Ruby: Ruby is a precious stone belonging to the Corundum mineral family and is red. Very used in the jewelry sector, it gave its name to a room used in that of watchmaking. Rubies have the function of reducing friction that the watch mechanism causes certain parts of the movement. Rubies limit wear due to these floraments and thus prolong the life of the watch.
Sellita : Sellita, is an independent Swiss company specializing in the assembly of automatic mechanical movements "Swiss Made".
Second: The second is the basic unit of time. Until 1967, it was defined as the fraction of an average solar day. Clocks becoming increasingly accurate, the definition of the second was changed at the October 1967 Weights and Measures Conference to become the second atomic.
Spiral : The spiral is a small spiral spring spring to regulate the movement of a watch. It brings the pendulum back to the initial position to engage a new oscillation. Its quality has a great impact on the accuracy of the given time.
Skeleton: Also called skeleton movement or skeleton watch, the skeleton is an aesthetic technique in which some parts of a watch have been half-up to unveil the workings and all the watchmaking mechanics.

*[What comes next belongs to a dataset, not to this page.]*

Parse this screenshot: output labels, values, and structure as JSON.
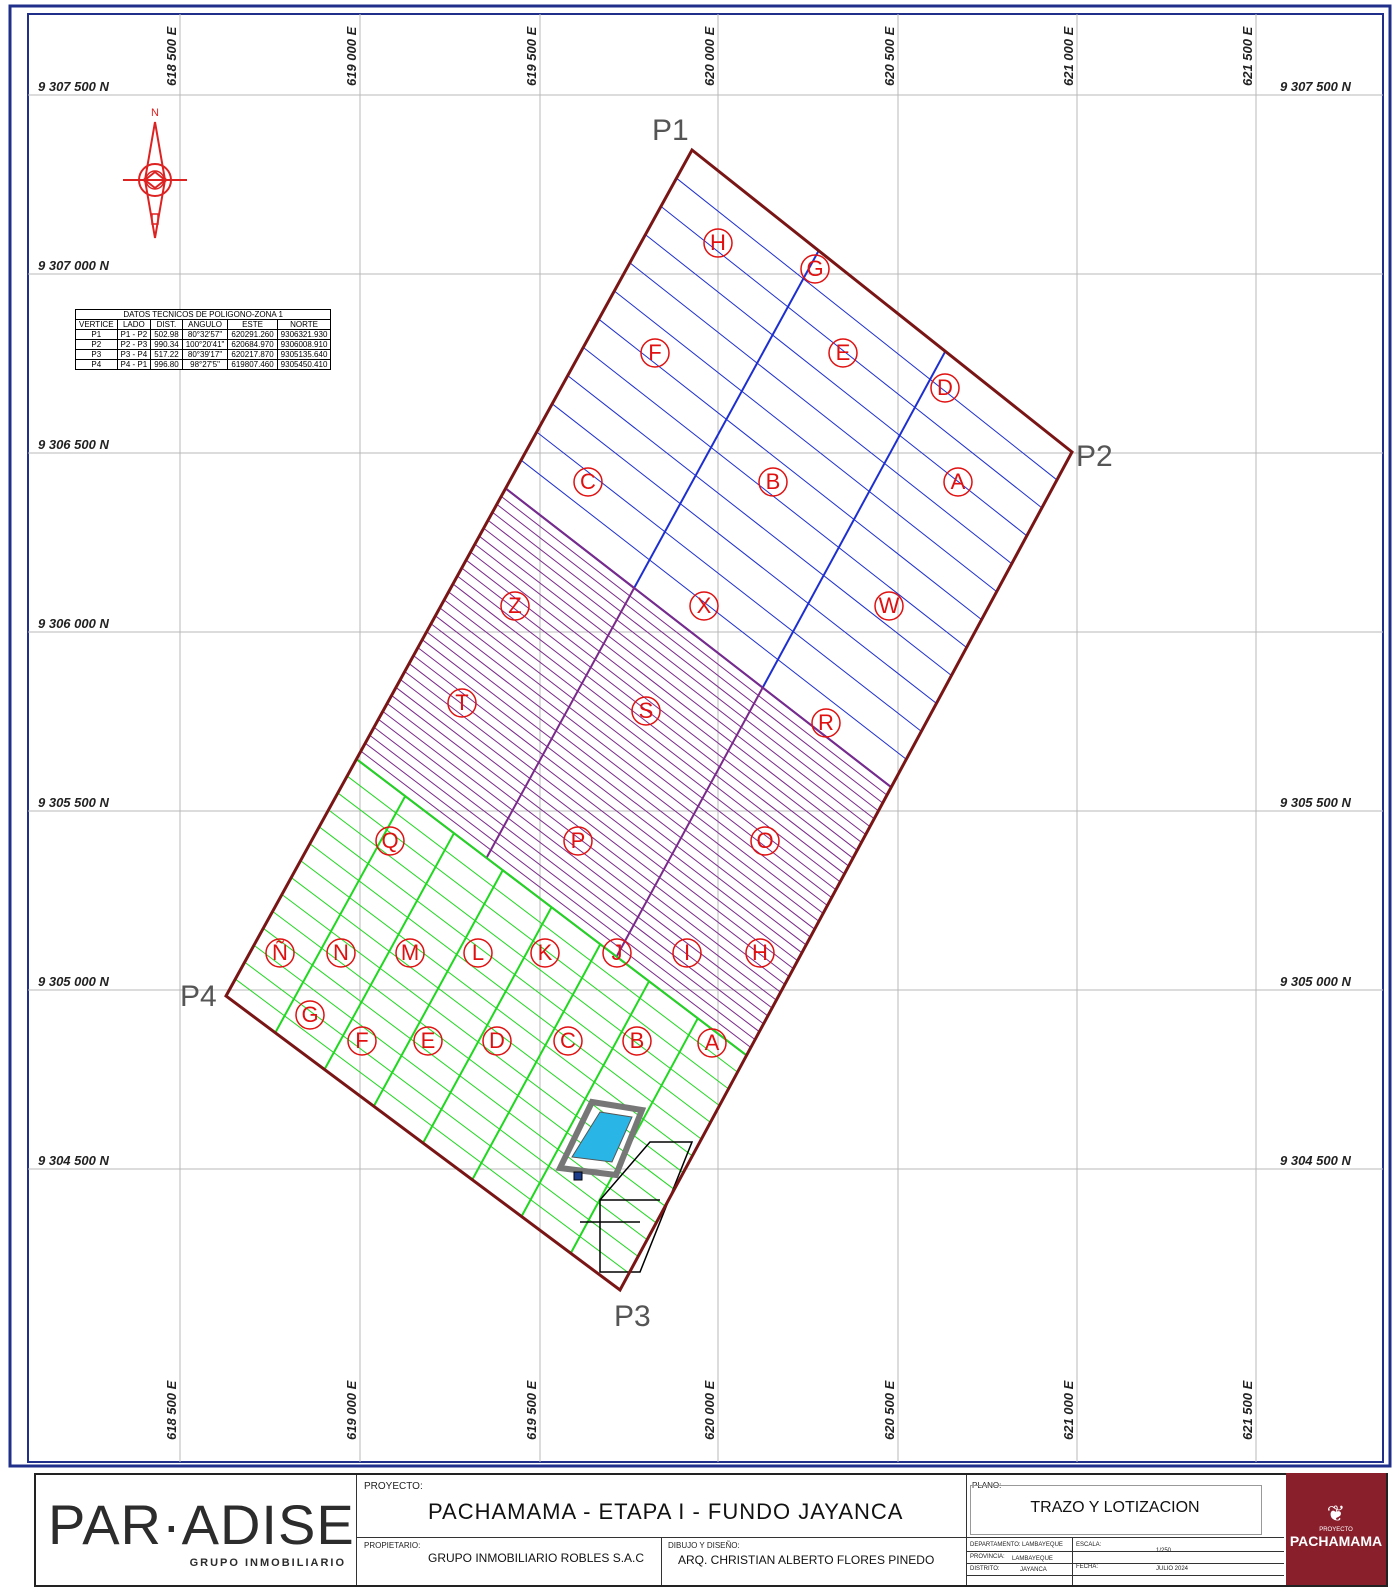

Tachometer : The tachometer is a tool that allows you to measure the speed of movement of an object or person in motion. On a watch, the tachometer is a graduated scale generally placed on the outskirts of the dial and that makes it possible to estimate a medium speed by measuring the time necessary to browse a certain distance. The tachometer usually measures the speed in kilometer per hour and operates most often with the second hand. In the world of watchmaking we find this concept on the chronograph watches.
Rod: The winding stem is a small rod coming out of the watch and can be turned. At the end of the rod of the winder is a wheel, called the wrapping wreath. It serves to connect the outside of the movement for its reassembly and to put it on time or date.
Whirlpool: The tourbillon is a watch complication whose primary purpose is to reduce the effect of severity on the operation of a mechanical watch. By reducing the effect of gravity on the movement of a mechanical watch, the latter becomes more precise. This mechanical device was developed by Abraham-Louis Breguet in 1801. The tourbillon contains the components allowing the back and forth of the pendulum in a small mobile cage in the center of the watch performing a tour per minute.
Tall: The second hand is the name given to the seconds needle that advancing and follows the oscillations of the pendulum. The big second hand is fixed in the center of the dial while the small second hand is placed on a specific dial.
Utc : The acronym UTC stands for "coordinated universal time". As its full name suggests, it is a time scale, it was adopted in 1972 to uniformly define international civil time.
Sapphire glass : Sapphire glass is a material traditionally used in watchmaking and it is very appreciated watchmaking because it is almost inrayable. Sapphire glass is a glass of very good quality, very resistant.
Mineral glass : Type of glass of a watch. It is an affordable glass, relatively resistant to impact and insensitive to U.V rays. The mineral glass is however less resistant than sapphire glass.